Dans un climat particulièrement marquée par la violence et l’inquiétude, les Rencontres offrent un regard salvateur sur le monde et l’humanité, un regard empreint de dérision, d’empathie et de poésie, comme le suggère justement l’étrange affiche (signée du malicieux collectif Toiletpaper). Morceaux choisis.
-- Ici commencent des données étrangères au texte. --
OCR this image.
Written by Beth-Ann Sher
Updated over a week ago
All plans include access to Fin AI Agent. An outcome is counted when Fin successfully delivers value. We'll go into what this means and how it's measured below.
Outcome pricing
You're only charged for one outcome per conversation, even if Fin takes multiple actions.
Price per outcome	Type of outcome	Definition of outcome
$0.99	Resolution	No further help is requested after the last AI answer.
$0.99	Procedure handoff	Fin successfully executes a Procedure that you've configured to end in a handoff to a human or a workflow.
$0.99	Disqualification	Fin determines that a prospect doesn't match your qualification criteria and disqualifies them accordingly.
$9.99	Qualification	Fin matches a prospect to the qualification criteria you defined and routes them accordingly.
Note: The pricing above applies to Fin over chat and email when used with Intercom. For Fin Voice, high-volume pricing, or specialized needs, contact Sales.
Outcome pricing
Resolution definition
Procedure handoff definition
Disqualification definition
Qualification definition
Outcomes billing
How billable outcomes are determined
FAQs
 Hara Kiri, provoc à tous les étages  

De ce magazine ultra potache des années 70, caractérisé par son mauvais goût chronique, on aurait pu penser qu’il ne resterait quelques souvenirs de rigolades bon enfant. Que nenni ! On s’aperçoit ici que la politique photo du magazine était pointue et avant-gardiste – même si souvent de mauvais goût, mais ça, c’était l’esprit Hara Kiri. Les fiches du professeur Choron, par exemple, sont de vrais chef d’œuvres de performance artistique absurde, et sur chaque image, le plaisir de défier la bienséance reste vif et jubilatoire, à la fois parce qu’on voit que les protagonistes se sont amusés, et parce que nous avons besoin – plus que jamais ? - de fous du roi. Grâce aux images rassemblées au cœur d’une même exposition, la cohérence graphique et créative du journal saute aux yeux.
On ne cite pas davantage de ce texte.